Alternatively one could calculate the intersection of a line and a hyperplane using the parameter form, where a line is described by:

[px,py,pz,pw] = [p0x,p0y,p0z,p0w] + t * [p1x,p1y,p1z,p1w]

where the parameter t is any number

A hyperplane is described by:

[hx,hy,hz,hw] = [h0x,h0y,h0z,h0w] + a * [h1x,h1y,h1z,h1w] + b * [h2x,h2y,h2z,h2w] + c * [h3x,h3y,h3z,h3w]

Now the intersection point can be found by solving:

[px,py,pz,pw] = [hx,hy,hz,hw]

or more explicit:

[p0x,p0y,p0z,p0w] + t * [p1x,p1y,p1z,p1w] = [h0x,h0y,h0z,h0w] + a * [h1x,h1y,h1z,h1w] + b * [h2x,h2y,h2z,h2w] + c * [h3x,h3y,h3z,h3w]

There are 4 equations (one for each dimension x,y,z,w) and 4 unknowns (a,b,c,t) which can be solved unless the line is parallel to the hyperplane.

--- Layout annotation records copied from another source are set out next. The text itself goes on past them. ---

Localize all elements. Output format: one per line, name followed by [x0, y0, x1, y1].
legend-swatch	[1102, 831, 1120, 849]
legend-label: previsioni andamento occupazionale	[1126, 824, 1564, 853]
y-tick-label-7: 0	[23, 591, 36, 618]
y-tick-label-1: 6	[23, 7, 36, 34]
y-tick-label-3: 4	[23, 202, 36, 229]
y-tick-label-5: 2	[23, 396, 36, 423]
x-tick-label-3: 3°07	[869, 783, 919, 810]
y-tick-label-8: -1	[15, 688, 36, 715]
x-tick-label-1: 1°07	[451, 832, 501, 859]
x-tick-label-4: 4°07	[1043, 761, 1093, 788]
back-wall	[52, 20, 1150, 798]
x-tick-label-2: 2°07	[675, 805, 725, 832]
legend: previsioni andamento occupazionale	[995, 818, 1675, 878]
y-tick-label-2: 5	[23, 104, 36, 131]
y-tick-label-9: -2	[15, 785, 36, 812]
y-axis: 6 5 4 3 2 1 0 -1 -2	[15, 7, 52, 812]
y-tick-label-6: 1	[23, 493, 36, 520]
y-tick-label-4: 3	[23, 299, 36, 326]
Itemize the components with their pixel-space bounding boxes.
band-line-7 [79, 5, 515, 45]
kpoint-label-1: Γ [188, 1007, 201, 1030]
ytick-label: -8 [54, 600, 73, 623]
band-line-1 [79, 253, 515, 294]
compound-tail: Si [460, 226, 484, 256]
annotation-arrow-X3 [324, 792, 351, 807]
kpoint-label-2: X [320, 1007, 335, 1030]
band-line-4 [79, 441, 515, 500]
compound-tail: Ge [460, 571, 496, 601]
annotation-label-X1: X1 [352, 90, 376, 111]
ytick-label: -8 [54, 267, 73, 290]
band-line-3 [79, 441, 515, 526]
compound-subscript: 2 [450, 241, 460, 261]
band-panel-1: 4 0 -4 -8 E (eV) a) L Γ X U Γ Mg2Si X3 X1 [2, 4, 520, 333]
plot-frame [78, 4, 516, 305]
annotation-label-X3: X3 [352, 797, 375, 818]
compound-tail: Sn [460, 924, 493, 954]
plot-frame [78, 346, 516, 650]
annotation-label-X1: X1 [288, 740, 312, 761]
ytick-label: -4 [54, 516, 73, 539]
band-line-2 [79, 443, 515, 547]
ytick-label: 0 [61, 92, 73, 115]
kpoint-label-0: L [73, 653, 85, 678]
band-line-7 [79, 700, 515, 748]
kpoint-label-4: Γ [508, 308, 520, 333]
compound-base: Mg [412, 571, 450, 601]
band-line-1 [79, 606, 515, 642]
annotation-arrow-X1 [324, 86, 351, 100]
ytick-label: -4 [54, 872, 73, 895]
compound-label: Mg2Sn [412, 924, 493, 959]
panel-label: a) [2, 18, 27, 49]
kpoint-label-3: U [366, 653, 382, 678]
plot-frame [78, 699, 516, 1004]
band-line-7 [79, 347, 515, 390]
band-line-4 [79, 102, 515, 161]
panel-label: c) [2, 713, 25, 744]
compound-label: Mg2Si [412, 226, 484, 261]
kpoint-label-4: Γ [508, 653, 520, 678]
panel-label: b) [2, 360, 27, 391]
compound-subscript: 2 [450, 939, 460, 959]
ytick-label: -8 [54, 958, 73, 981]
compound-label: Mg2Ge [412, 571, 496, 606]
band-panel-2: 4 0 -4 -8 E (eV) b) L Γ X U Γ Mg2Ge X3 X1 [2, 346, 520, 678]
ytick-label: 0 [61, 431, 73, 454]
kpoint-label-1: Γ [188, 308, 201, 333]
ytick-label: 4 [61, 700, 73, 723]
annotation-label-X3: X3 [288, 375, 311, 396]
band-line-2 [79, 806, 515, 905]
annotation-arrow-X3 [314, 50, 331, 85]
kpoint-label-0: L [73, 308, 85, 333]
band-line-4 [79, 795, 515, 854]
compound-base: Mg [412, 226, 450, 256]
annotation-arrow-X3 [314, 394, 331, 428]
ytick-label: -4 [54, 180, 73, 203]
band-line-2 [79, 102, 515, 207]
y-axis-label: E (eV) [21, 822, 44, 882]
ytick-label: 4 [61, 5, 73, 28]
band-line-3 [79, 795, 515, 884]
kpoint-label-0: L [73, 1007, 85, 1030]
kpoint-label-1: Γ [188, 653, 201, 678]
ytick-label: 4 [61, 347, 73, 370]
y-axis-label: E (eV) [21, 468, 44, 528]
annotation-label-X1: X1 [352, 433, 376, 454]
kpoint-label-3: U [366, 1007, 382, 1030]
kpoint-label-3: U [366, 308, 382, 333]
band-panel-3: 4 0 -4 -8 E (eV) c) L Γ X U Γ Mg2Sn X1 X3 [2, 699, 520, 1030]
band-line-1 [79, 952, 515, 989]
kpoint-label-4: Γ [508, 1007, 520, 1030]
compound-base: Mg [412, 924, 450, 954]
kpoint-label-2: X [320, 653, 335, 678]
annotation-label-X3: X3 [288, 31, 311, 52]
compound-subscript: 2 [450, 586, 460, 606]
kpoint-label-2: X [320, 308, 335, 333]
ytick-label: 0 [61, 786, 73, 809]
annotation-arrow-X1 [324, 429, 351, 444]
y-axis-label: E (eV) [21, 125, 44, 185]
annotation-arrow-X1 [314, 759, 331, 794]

The thoughts above are subject to analytical geometry in 4D (where the w component represents an own separate dimension) and they should not be mixed up with homogeneous coordinates (where the w component is used to integrate the translation/projection into 4D matrices and is discarded near the end of graphics pipeline by the perspective divide).